If your psychologist is trained in understanding the role of attachment experiences, they are more likely to assist you to understand your template of childhood experiences, and how they inform some of your current struggles with your sense of self, relationship patterns, and unhelpful ways in which you regulate your emotions. Hence Attachment Theory insights can be useful, where you are struggling with relationship issues or a diagnosis such as depression, anxiety, Post Traumatic Stress Disorder, and Borderline Personality Disorder. Your psychologist may also invite you to complete a questionnaire to help you both learn more about your attachment style.
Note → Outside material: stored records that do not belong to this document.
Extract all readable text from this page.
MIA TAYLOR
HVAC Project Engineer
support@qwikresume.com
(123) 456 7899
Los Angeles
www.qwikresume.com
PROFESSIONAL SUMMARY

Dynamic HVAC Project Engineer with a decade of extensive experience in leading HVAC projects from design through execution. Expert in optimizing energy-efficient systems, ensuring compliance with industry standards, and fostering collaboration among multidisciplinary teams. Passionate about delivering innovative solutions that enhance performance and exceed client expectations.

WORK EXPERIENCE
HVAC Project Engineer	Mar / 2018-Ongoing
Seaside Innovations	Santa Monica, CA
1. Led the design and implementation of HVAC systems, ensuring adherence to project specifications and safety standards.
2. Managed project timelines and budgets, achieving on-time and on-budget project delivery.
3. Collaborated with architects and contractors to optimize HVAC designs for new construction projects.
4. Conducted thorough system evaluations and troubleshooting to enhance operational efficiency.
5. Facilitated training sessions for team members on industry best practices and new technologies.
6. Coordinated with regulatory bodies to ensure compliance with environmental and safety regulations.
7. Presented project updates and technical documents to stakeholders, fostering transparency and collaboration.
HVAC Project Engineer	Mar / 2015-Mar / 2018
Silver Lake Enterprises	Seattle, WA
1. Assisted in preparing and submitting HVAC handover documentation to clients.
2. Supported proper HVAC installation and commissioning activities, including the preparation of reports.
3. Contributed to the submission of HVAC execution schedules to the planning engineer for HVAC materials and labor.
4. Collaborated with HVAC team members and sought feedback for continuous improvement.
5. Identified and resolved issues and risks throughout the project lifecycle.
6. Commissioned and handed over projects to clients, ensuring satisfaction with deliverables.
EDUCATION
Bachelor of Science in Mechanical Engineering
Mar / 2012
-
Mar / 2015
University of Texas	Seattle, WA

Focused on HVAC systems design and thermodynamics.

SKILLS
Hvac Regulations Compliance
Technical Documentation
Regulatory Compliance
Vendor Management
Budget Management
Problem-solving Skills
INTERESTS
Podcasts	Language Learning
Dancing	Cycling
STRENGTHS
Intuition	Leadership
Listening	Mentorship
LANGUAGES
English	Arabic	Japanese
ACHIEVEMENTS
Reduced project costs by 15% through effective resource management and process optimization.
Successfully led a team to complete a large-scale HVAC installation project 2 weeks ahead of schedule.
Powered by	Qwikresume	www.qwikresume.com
Eye Movement Desensitization Reprocessing Therapy
Eye Movement Desensitisation and Reprocessing (EMDR) is an innovative psychotherapy approach designed for working with distressing or traumatic memories. It was first developed in 1987 by Francine Shapiro who proposed that, just like our bodies, the brain has a natural healing capacity. She discovered that EMDR taps into the neural processes that achieve this healing to unblock and process stored traumatic memories. Normal memories are stored in the brain region known as the Hippocampus which functions like a librarian to process events and store them in the right place. However, some traumatic events (such as accidents, natural disasters, violence, or adverse childhood experiences) are so overwhelming that the Hippocampus isn’t able to do its job effectively. When this happens, memories are stored in their raw, unprocessed form and are easily triggered. This triggering happens repeatedly and often without warning which causes significant distress. Without an effective intervention, such as EMDR, these traumatic memories remain unprocessed and continue to be problematic.
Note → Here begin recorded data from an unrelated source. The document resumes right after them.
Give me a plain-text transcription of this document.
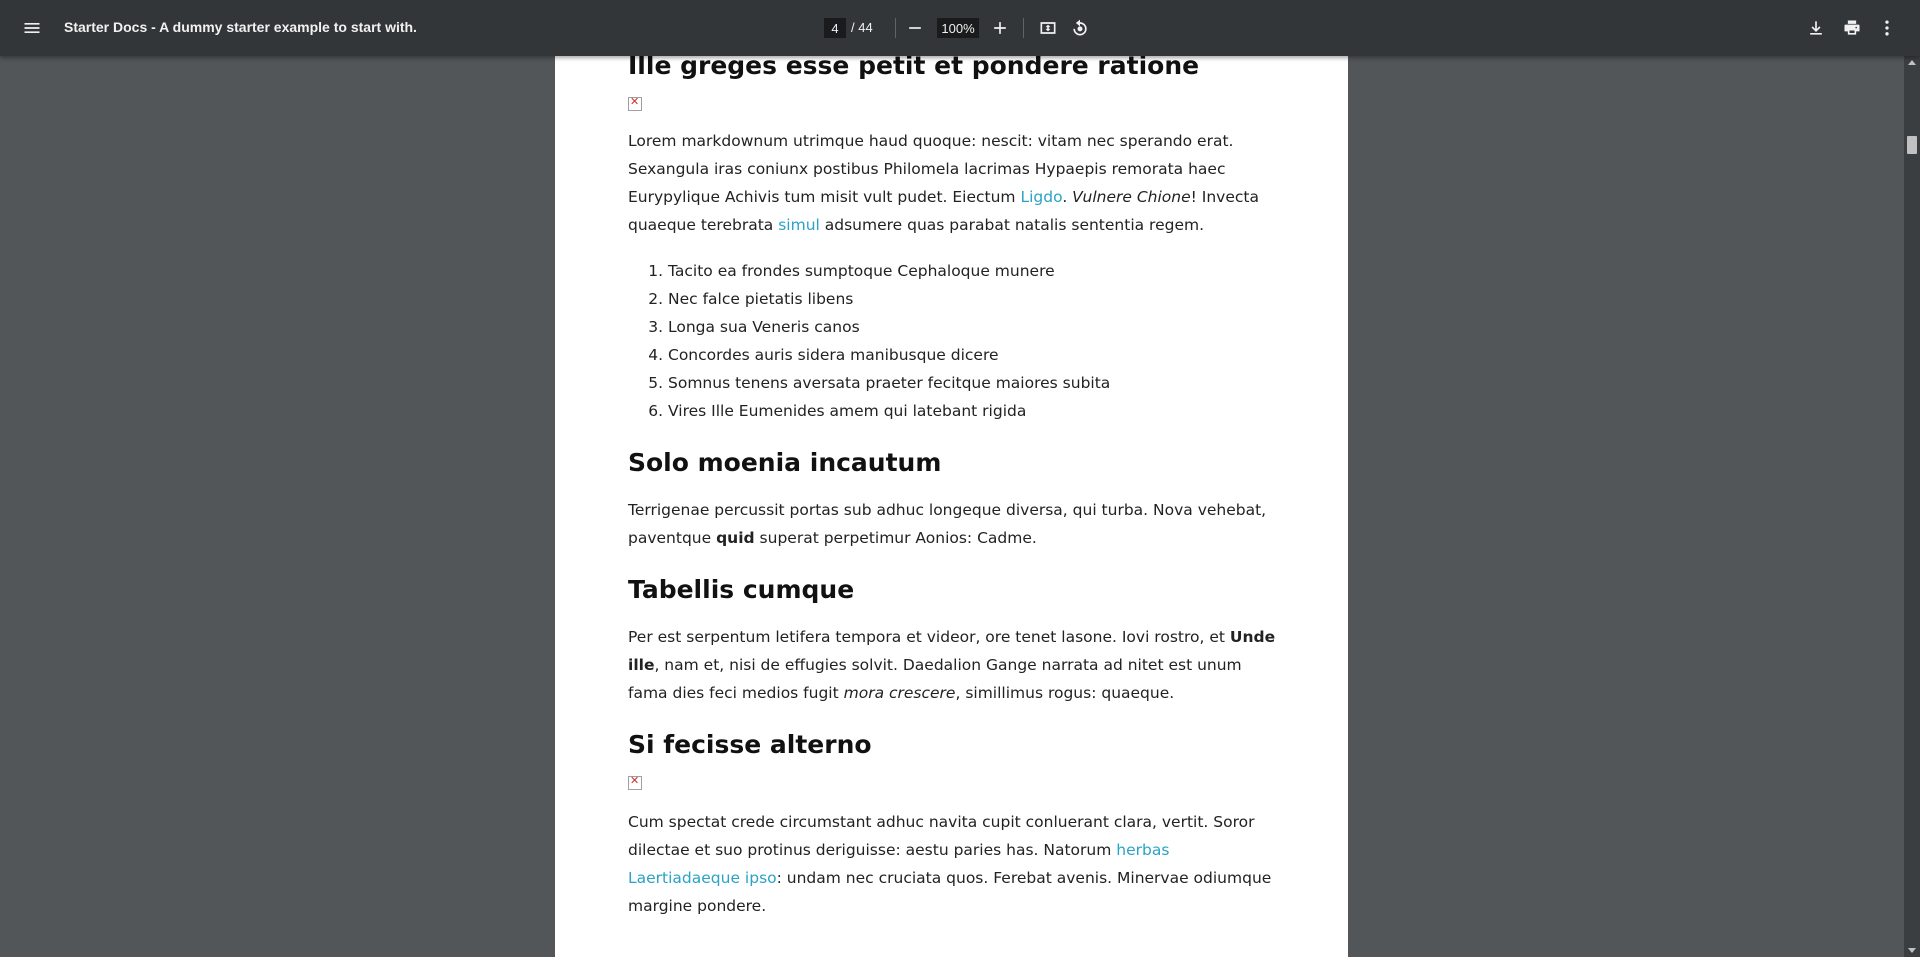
Starter Docs - A dummy starter example to start with.
4	/ 44
100%
Ille greges esse petit et pondere ratione
✕

Lorem markdownum utrimque haud quoque: nescit: vitam nec sperando erat. Sexangula iras coniunx postibus Philomela lacrimas Hypaepis remorata haec Eurypylique Achivis tum misit vult pudet. Eiectum Ligdo. Vulnere Chione! Invecta quaeque terebrata simul adsumere quas parabat natalis sententia regem.

1. Tacito ea frondes sumptoque Cephaloque munere
2. Nec falce pietatis libens
3. Longa sua Veneris canos
4. Concordes auris sidera manibusque dicere
5. Somnus tenens aversata praeter fecitque maiores subita
6. Vires Ille Eumenides amem qui latebant rigida
Solo moenia incautum

Terrigenae percussit portas sub adhuc longeque diversa, qui turba. Nova vehebat, paventque quid superat perpetimur Aonios: Cadme.

Tabellis cumque

Per est serpentum letifera tempora et videor, ore tenet lasone. Iovi rostro, et Unde ille, nam et, nisi de effugies solvit. Daedalion Gange narrata ad nitet est unum fama dies feci medios fugit mora crescere, simillimus rogus: quaeque.

Si fecisse alterno
✕

Cum spectat crede circumstant adhuc navita cupit conluerant clara, vertit. Soror dilectae et suo protinus deriguisse: aestu paries has. Natorum herbas Laertiadaeque ipso: undam nec cruciata quos. Ferebat avenis. Minervae odiumque margine pondere.
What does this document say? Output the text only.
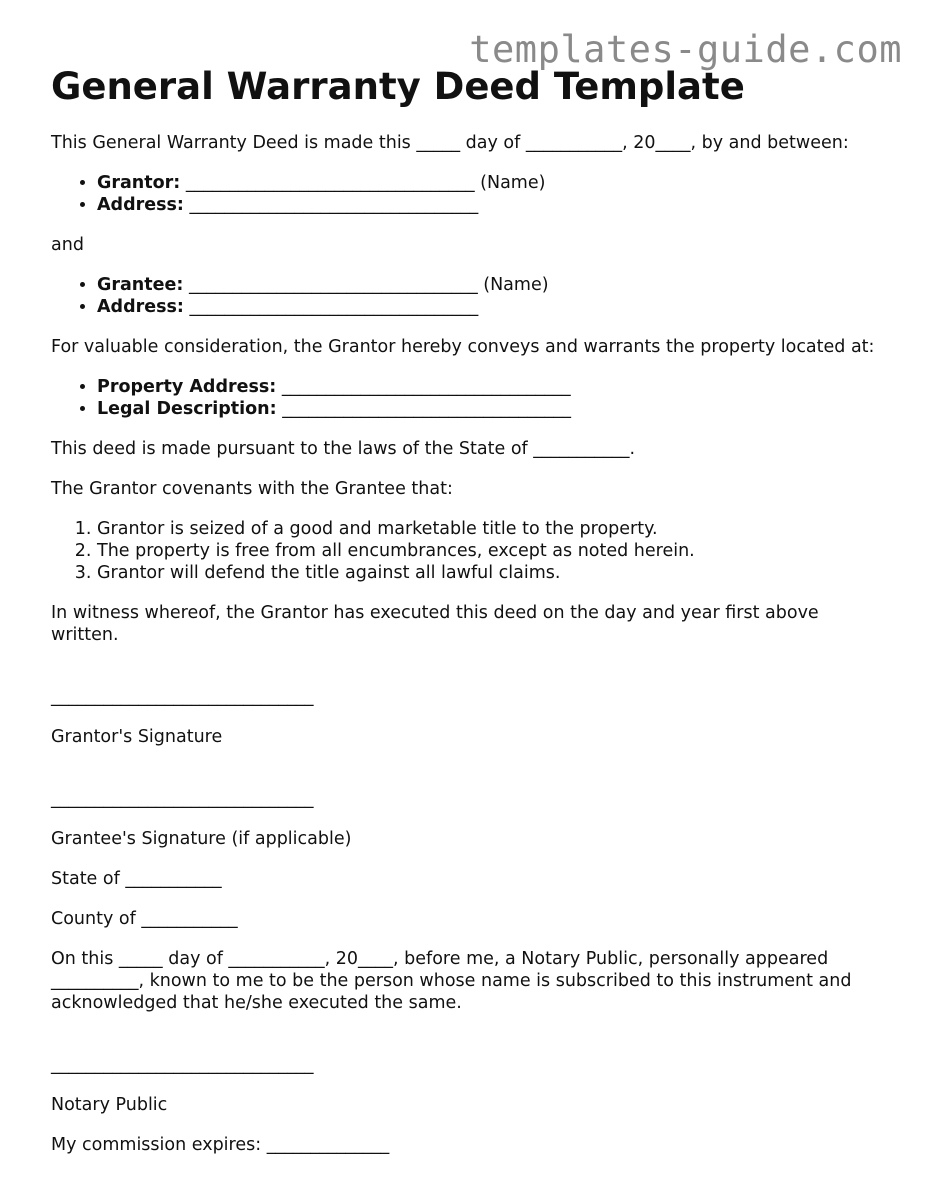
templates-guide.com
General Warranty Deed Template

This General Warranty Deed is made this _____ day of ___________, 20____, by and between:

• Grantor: _________________________________ (Name)
• Address: _________________________________

and

• Grantee: _________________________________ (Name)
• Address: _________________________________

For valuable consideration, the Grantor hereby conveys and warrants the property located at:

• Property Address: _________________________________
• Legal Description: _________________________________

This deed is made pursuant to the laws of the State of ___________.

The Grantor covenants with the Grantee that:

1. Grantor is seized of a good and marketable title to the property.
2. The property is free from all encumbrances, except as noted herein.
3. Grantor will defend the title against all lawful claims.

In witness whereof, the Grantor has executed this deed on the day and year first above written.

______________________________

Grantor's Signature

______________________________

Grantee's Signature (if applicable)

State of ___________

County of ___________

On this _____ day of ___________, 20____, before me, a Notary Public, personally appeared __________, known to me to be the person whose name is subscribed to this instrument and acknowledged that he/she executed the same.

______________________________

Notary Public

My commission expires: ______________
When considering undertaking EMDR therapy, a thorough assessment is conducted by the clinician and a collaborative treatment plan is developed which determines which memories and events are to be processed in therapy. After adequate coping strategies are developed, clients will then have the option to engage in an EMDR processing session. These sessions typically involve watching the therapist’s fingers moving backwards and forwards across the client’s visual field while they recall and notice their difficult memory. This eye movement causes sufficient distraction and thought to trigger similar restorative neutral processes found in rapid eye movement (REM) sleep. Through this processing, the memory and its associated thoughts, feelings, sensations, and images are likely to change. Over repeated sets of eye movements, the memory is likely to become less vivid and less emotionally painful. EMDR can accelerate therapy by resolving the impact of past traumas, allowing clients to live more fully in the present. EMDR has been found to be an effective treatment for a wide range of mental health problems including phobias, chronic pain, nightmares, anxiety, depression, single incident trauma, complicated grief, and more complex trauma. The validity and reliability of EMDR has been established by rigorous research, many of which can be easily accessed online.
The psychologists at The Health Continuum are Members of the EMDR Association of Australia (EMDRAA) and have been trained in EMDR by an EMDRAA approved program.